The taste of Crown Royal Scotch Whisky has won many awards. This unique alcoholic beverage is made from grain grown in the Canadian province of Manitoba. It is aged in oak casks in the distillery’s warehouses, which occupies a huge area near Lake Winnipeg. The distiller observes strict standards in order to produce a modern whisky of the same quality as the first batch, which was a gift to the English monarchs.
Meaning and History
The emergence of the Crown Royal brand was preceded by amazing events related to the royal tour. As far as is known, King George VI and his wife were the first British royalty to go to Canada. A local businessman appreciated their adventurism and decided to give the monarchs a valuable gift – blended whisky of his own making. He already had experience in making alcoholic drinks, but the businessman wanted to create something unique, and that is why he tried hundreds of blends with different proportions of ingredients. The resulting alcohol was poured into crystal decanters, which filled ten cases.
This recipe became the basis for the Crown Royal whiskey when the fame of the royal drink went so far that the entrepreneur had to launch it into mass production. The first batch came into stores in the 1960s. The product was recognizable by its distinctive logo with the image of a crown on the cushion and by the subtle italic inscription. The design was developed to match the elegant shape of the bottle.
In the 2000s, the trademark was modernized by graphic artist Chris Mitchell, who ran his studio, Epic Icons. He redid the crown, making it more colorful and adding a three-dimensional effect by combining several golds, red, and purple shades. The logo is still in use today to remind Crown Royal’s glorious past.
The main visual symbol of the whisky is the crown on the cushion. These elements reflect the brand’s historical heritage, which was created for the king and queen of Great Britain. They look luxurious to match the high status of royalty. The crown has a gold frame embellished with precious stones. The cushion is not simple either – it is decorated with gold embroidery and tassels.
Chris Mitchell managed to turn an ordinary pictorial icon into a symbol of luxury, using simple graphic tools. He slightly changed the colors and shape of the emblem, giving it a truly royal look.

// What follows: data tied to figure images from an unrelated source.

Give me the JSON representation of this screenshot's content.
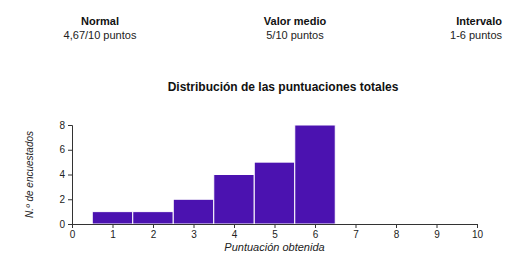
{
  "chart_data": {
    "type": "histogram",
    "title": "Distribución de las puntuaciones totales",
    "annotations": [
      {
        "label": "Normal",
        "text": "4,67/10 puntos"
      },
      {
        "label": "Valor medio",
        "text": "5/10 puntos"
      },
      {
        "label": "Intervalo",
        "text": "1-6 puntos"
      }
    ],
    "x_label": "Puntuación obtenida",
    "y_label": "N.º de encuestados",
    "bins": [
      0.5,
      1.5,
      2.5,
      3.5,
      4.5,
      5.5,
      6.5
    ],
    "values": [
      1,
      1,
      2,
      4,
      5,
      8
    ],
    "color": "#4b12b0",
    "xlim": [
      0,
      10
    ],
    "xticks": [
      0,
      1,
      2,
      3,
      4,
      5,
      6,
      7,
      8,
      9,
      10
    ],
    "ylim": [
      0,
      8
    ],
    "yticks": [
      0,
      2,
      4,
      6,
      8
    ],
    "grid": false
  }
}
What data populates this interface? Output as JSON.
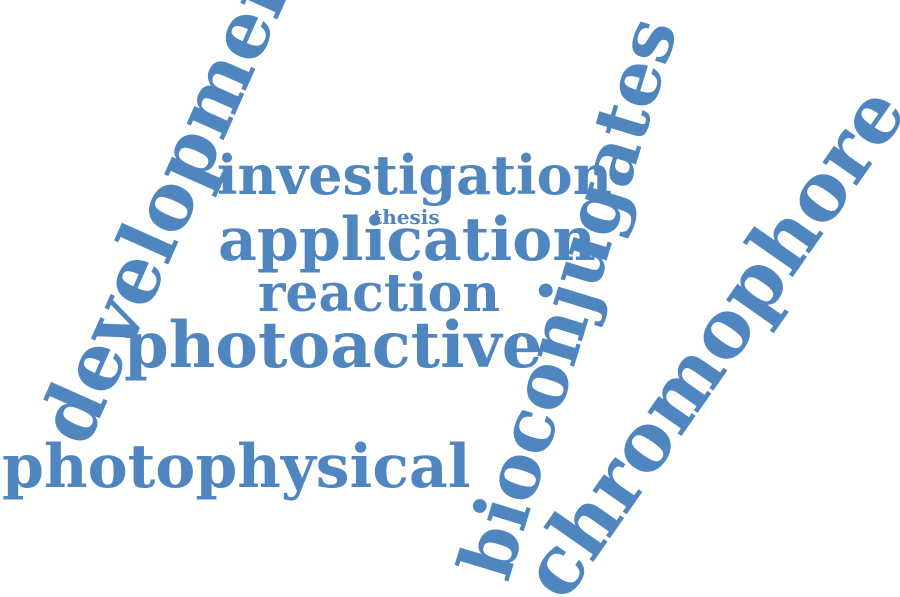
{
  "color": "#4f86bf",
  "words": [
    {
      "id": "development",
      "text": "development"
    },
    {
      "id": "bioconjugates",
      "text": "bioconjugates"
    },
    {
      "id": "chromophore",
      "text": "chromophore"
    },
    {
      "id": "investigation",
      "text": "investigation"
    },
    {
      "id": "thesis",
      "text": "thesis"
    },
    {
      "id": "application",
      "text": "application"
    },
    {
      "id": "reaction",
      "text": "reaction"
    },
    {
      "id": "photoactive",
      "text": "photoactive"
    },
    {
      "id": "photophysical",
      "text": "photophysical"
    }
  ]
}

Font and Colors of the Emblem
The Crown Royal lettering is as part of the logo as the design. It is in italics and looks like handwritten text. A similar typeface can be found in the Kuenstler Script family, first appearing in 1902. It is a type of Roundhand calligraphy with contrasting strokes. But the Crown Royal has bolder letters, which were made for better readability.
The color palette contains red, gold and magenta. Such a combination is reminiscent of the colors of a whiskey gift box designed for monarchical persons. As far as we know, the entrepreneur put the decanters in individual purple bags with gold embroidery. And red was added to emphasize the noble origin of the drink.